An old and prestigious university had plaster in many buildings that contained asbestos at concentrations below regulatory limits, but which represented an exposure hazard to workers. The university had over 200 academic buildings, some of which were more than 100 years old. Plaster had been used in walls and ceilings in most of these buildings. Identification of plasters with an asbestos content was critical to support ongoing renovation projects as well as worker protection programs.
Previous attempts at analysis of the plasters proved to be futile resulting in a chaotic situation. Normal analysis of plaster was too imprecise to accurately characterize the asbestos content, resulting in a failure to identify plasters that required asbestos abatement prior to renovation, and those that required asbestos work practices and worker protection when disturbed.
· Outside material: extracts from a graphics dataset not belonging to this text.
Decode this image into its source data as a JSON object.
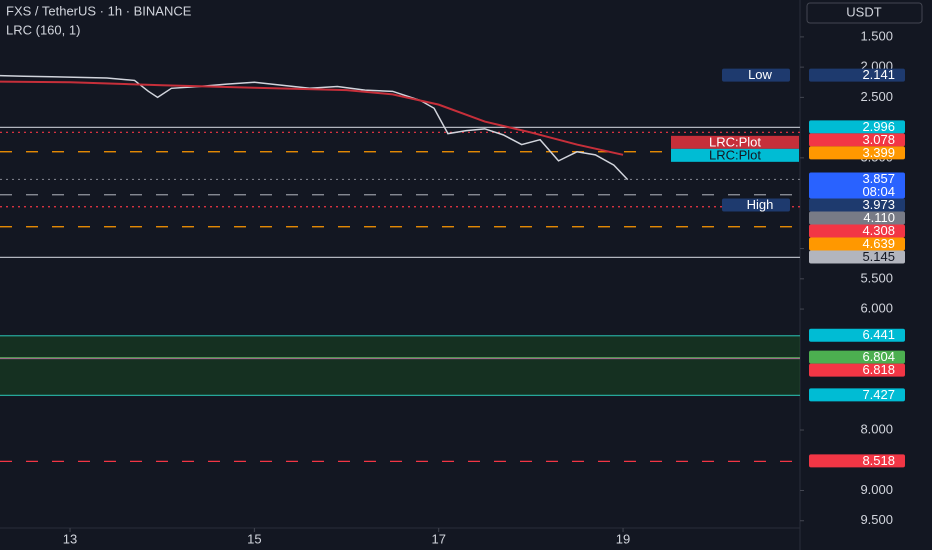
{
  "chart_data": {
    "type": "line",
    "title": "FXS / TetherUS · 1h · BINANCE",
    "subtitle": "LRC (160, 1)",
    "currency": "USDT",
    "inverted": true,
    "xlim": [
      12.24,
      20.92
    ],
    "xticks": [
      13,
      15,
      17,
      19
    ],
    "ylim": [
      0.89,
      9.62
    ],
    "yticks": [
      {
        "value": 1.5,
        "label": "1.500"
      },
      {
        "value": 2,
        "label": "2.000"
      },
      {
        "value": 2.5,
        "label": "2.500"
      },
      {
        "value": 3.5,
        "label": "3.500"
      },
      {
        "value": 5,
        "label": "5.000"
      },
      {
        "value": 5.5,
        "label": "5.500"
      },
      {
        "value": 6,
        "label": "6.000"
      },
      {
        "value": 8,
        "label": "8.000"
      },
      {
        "value": 9,
        "label": "9.000"
      },
      {
        "value": 9.5,
        "label": "9.500"
      }
    ],
    "series": [
      {
        "color": "#d1d4dc",
        "x": [
          12.24,
          12.5,
          12.8,
          13.1,
          13.4,
          13.7,
          13.85,
          13.95,
          14.1,
          14.4,
          14.7,
          15.0,
          15.3,
          15.6,
          15.9,
          16.2,
          16.5,
          16.8,
          16.95,
          17.1,
          17.3,
          17.5,
          17.7,
          17.9,
          18.1,
          18.3,
          18.5,
          18.7,
          18.9,
          19.05
        ],
        "values": [
          2.14,
          2.15,
          2.16,
          2.17,
          2.18,
          2.22,
          2.4,
          2.5,
          2.35,
          2.32,
          2.28,
          2.25,
          2.3,
          2.35,
          2.32,
          2.38,
          2.4,
          2.55,
          2.68,
          3.1,
          3.05,
          3.02,
          3.12,
          3.28,
          3.2,
          3.55,
          3.4,
          3.45,
          3.62,
          3.86
        ]
      },
      {
        "name": "LRC:Plot",
        "color": "#c62f3a",
        "x": [
          12.24,
          13,
          14,
          15,
          16,
          16.5,
          17,
          17.5,
          18,
          18.5,
          19
        ],
        "values": [
          2.24,
          2.25,
          2.3,
          2.34,
          2.38,
          2.45,
          2.62,
          2.9,
          3.08,
          3.28,
          3.45
        ]
      }
    ],
    "plot_tags": [
      {
        "label": "LRC:Plot",
        "color": "#00bcd4"
      }
    ],
    "zone": {
      "from": 6.441,
      "to": 7.427,
      "color": "#1b5e20"
    },
    "levels": [
      {
        "value": 2.141,
        "value_label": "2.141",
        "tag": "Low",
        "color": "#1e3a6e",
        "style": "none"
      },
      {
        "value": 2.996,
        "value_label": "2.996",
        "color": "#00bcd4",
        "line": "#b2b5be",
        "style": "solid"
      },
      {
        "value": 3.078,
        "value_label": "3.078",
        "color": "#f23645",
        "line": "#f23645",
        "style": "dotted"
      },
      {
        "value": 3.399,
        "value_label": "3.399",
        "color": "#ff9800",
        "line": "#ff9800",
        "style": "dashed"
      },
      {
        "value": 3.857,
        "value_label": "3.857",
        "countdown": "08:04",
        "color": "#2962ff",
        "line": "#787b86",
        "style": "dotted"
      },
      {
        "value": 3.973,
        "value_label": "3.973",
        "tag": "High",
        "color": "#1e3a6e",
        "style": "none"
      },
      {
        "value": 4.11,
        "value_label": "4.110",
        "color": "#787b86",
        "line": "#9598a1",
        "style": "dashed"
      },
      {
        "value": 4.308,
        "value_label": "4.308",
        "color": "#f23645",
        "line": "#f23645",
        "style": "dotted"
      },
      {
        "value": 4.639,
        "value_label": "4.639",
        "color": "#ff9800",
        "line": "#ff9800",
        "style": "dashed"
      },
      {
        "value": 5.145,
        "value_label": "5.145",
        "color": "#b2b5be",
        "line": "#b2b5be",
        "style": "solid"
      },
      {
        "value": 6.441,
        "value_label": "6.441",
        "color": "#00bcd4",
        "line": "#26a69a",
        "style": "solid"
      },
      {
        "value": 6.804,
        "value_label": "6.804",
        "color": "#4caf50",
        "line": "#4caf50",
        "style": "solid"
      },
      {
        "value": 6.818,
        "value_label": "6.818",
        "color": "#f23645",
        "line": "#9c6b8a",
        "style": "solid"
      },
      {
        "value": 7.427,
        "value_label": "7.427",
        "color": "#00bcd4",
        "line": "#26a69a",
        "style": "solid"
      },
      {
        "value": 8.518,
        "value_label": "8.518",
        "color": "#f23645",
        "line": "#f23645",
        "style": "dashed"
      }
    ]
  }
}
Unfortunately, only one laboratory in the world was able to analyze plaster with the needed precision, and this lab could only handle a small number of samples at a time.
We conducted a campus-wide Plaster Study. This started with development of a method for collecting complete plaster core samples, which left all plaster layers intact so that plasters could be categorized by function and layer. Approximately 5,000 core samples were collected from approximately 200 buildings. Morse developed a plaster classification system in which cores were examined under stereoscopic microscope, with each layer identified and further classified by cement type and color, aggregate type and color, and reinforcing fiber.
Our plaster classification system unified the plasters found in buildings throughout the campus and as such, was able to minimize the number of samples requiring analysis. A sampling program was developed that used this classification system to meet both EPA and OSHA sampling requirements and permit timely analysis. This allowed planned renovations to proceed on schedule and enabled an earlier roll out of worker protection procedures.